3. Pour annuler la décision contestée prononçant la radiation des cadres de M. A..., le tribunal a estimé que la ministre des armées avait commis une erreur de fait en l'absence de tout autre élément susceptible de corroborer le contenu du procès-verbal de synthèse établi le 21 mai 2015 par l'inspection générale de la gendarmerie nationale à l'issue de la garde à vue de l'intéressé, qui ne permettait pas, à lui seul et en l'absence de tout autre élément, de tenir pour suffisamment établis les faits de viols et d'agressions sexuelles reprochés commis en dehors du service. Toutefois, la ministre des armées a produit, pour la première fois devant la Cour, les procès-verbaux des auditions et de confrontation de M. A..., des deux plaignantes, Mlle L. et Mme M., et de proches effectuées par les officiers de police judiciaire lors de la garde à vue de l'intéressé les 19 et 20 mai 2015. Il ressort de ces procès-verbaux que les témoignages de Mlle L. et de Mme M., qui ne se connaissaient pas, sont particulièrement précis et concordants sur la description des agressions qu'elles ont subies de la part de M. A... alors qu'elles étaient mineures, pour la première, entre ses 6 à 14 ans, de manière répétée sur une longue période allant de 1992 à 2000 et, pour la seconde, entre ses 6 et 8 ans.
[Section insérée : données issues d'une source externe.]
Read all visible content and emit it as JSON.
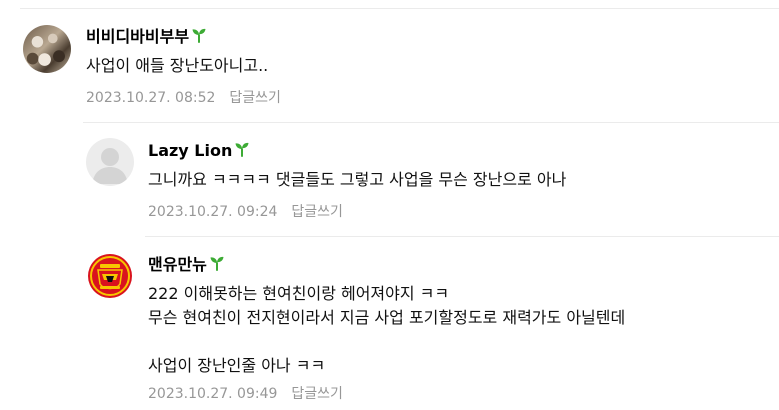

Si, lors de son audition, M. A... a dit ne pas se souvenir de ces faits et les a ensuite niés, il a cependant déclaré " Je suis convaincu que j'ai fait ce dont on m'accuse " ou " je conçois que j'ai pu les commettre ". En outre, à la question posée par l'officier de police judiciaire, " Reconnaissez vous avoir commis les faits d'agressions sexuelles et de viols sur les personnes de S. L. et E. M. ", il a répondu " Oui, je reconnais ". Par ailleurs, il ressort des pièces du dossier que M. A... a été placé en détention provisoire à la maison d'arrêt de Rodez puis libéré et placé sous contrôle judiciaire le 6 août 2015, par la cour d'appel de Nîmes. Par suite et alors même que le conseil d'enquête aurait émis un avis défavorable à la mesure de radiation des cadres en litige, la ministre des armées est fondée à soutenir que c'est à tort que, par le jugement attaqué, le tribunal administratif de Nîmes a annulé la décision du 3 mai 2016 portant radiation des cadres de M. A... en estimant que la matérialité des griefs retenus à l'encontre de M. A... n'était pas établie.
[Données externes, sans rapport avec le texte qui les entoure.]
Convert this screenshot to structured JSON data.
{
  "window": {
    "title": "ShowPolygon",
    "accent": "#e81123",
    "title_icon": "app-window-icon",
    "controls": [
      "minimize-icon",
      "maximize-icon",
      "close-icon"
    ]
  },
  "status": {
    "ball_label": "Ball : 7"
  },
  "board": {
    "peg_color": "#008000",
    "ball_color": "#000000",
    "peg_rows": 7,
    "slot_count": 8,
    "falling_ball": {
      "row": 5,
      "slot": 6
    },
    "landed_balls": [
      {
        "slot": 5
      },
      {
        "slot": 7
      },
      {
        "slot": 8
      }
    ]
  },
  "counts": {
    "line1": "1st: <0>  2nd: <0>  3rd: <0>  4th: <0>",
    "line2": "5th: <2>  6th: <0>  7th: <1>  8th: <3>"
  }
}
4. Toutefois, il appartient à la cour administrative d'appel, saisie de l'ensemble du litige par l'effet dévolutif de l'appel, d'examiner les autres moyens soulevés par M. A... devant le tribunal administratif de Nîmes et devant la Cour.
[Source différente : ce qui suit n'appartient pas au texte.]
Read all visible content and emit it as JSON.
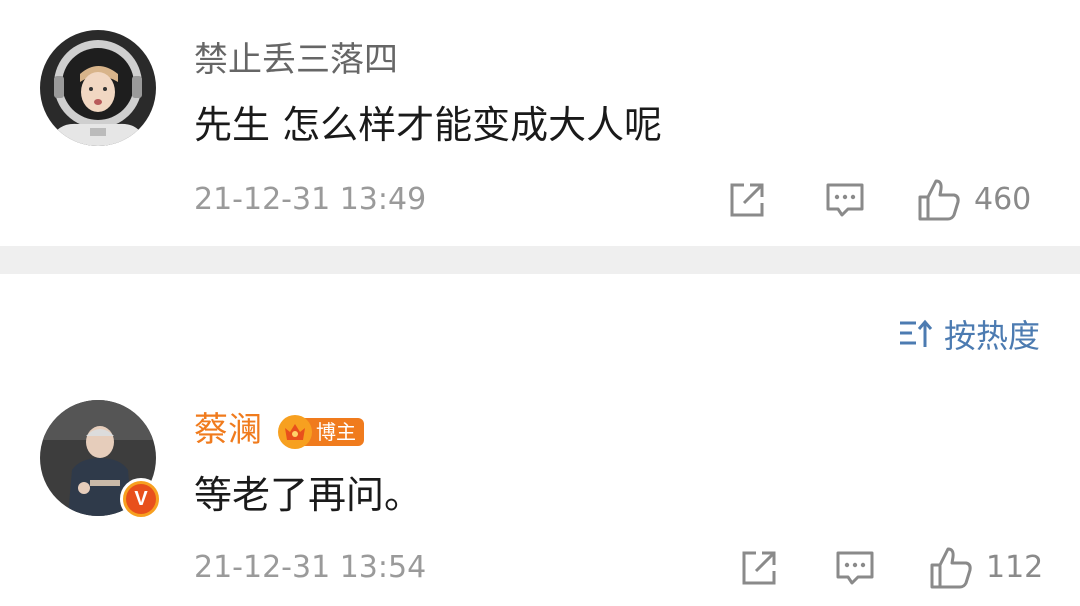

5. Aux termes de l'article L. 4137-4 du code de la défense : " Le ministre de la défense ou les autorités habilitées à cet effet prononcent les sanctions disciplinaires et professionnelles prévues aux articles L.4137-1 et L.4137-2, après consultation, s'il y a lieu, de l'un des conseils prévus à l'article L.4137-3 ". Aux termes de l'article R. 4137-10 du même code : " Les autorités investies du pouvoir disciplinaire mentionnées à l'article L. 4137-4 du code de la défense et à l'article L. 311-13 du code de justice militaire sont le ministre de la défense et les autorités militaires. / Les autorités militaires sont désignées parmi les officiers (...) ". L'article 1er du décret du 27 juillet 2005 dispose que : " A compter du jour suivant la publication au Journal officiel de la République française de l'acte les nommant dans leurs fonctions ou à compter du jour où cet acte prend effet, si ce jour est postérieur, peuvent signer, au nom du ministre ou du secrétaire d'Etat et par délégation, l'ensemble des actes, à l'exception des décrets, relatifs aux affaires des services placés sous leur autorité : (...) / 3° le major général de la gendarmerie, (...) ".

6. Il ressort des pièces du dossier que par un décret du 6 avril 2012 portant nomination dans la 1ère et 2ème section et affectation d'officiers généraux, publié au Journal officiel de la République du 7 avril suivant, le général de corps d'armée Richard Lizurey a été nommé major général de la gendarmerie nationale à compter du 1er mai 2012. Il disposait ainsi d'une délégation pour signer, au nom du ministre de la défense, la décision en litige.

7. Aux termes de l'article R. 4137-66 du code de la défense : " L'envoi devant le conseil d'enquête est ordonné par le ministre de la défense ou par les autorités militaires dont la liste est fixée par arrêté du ministre de la défense. (...) ".

8. En application des dispositions citées au point 5, le général de corps d'armées Lizurey avait compétence pour signer au nom du ministre de la défense, l'ordre d'envoi de M. A... devant le conseil d'enquête.

9. Aux termes de l'article R. 4137-41 du code de la défense : " (...) / La radiation des cadres des sous-officiers de carrière de la gendarmerie nationale est prononcée par le ministre de la défense, après avis du ministre de l'intérieur. ".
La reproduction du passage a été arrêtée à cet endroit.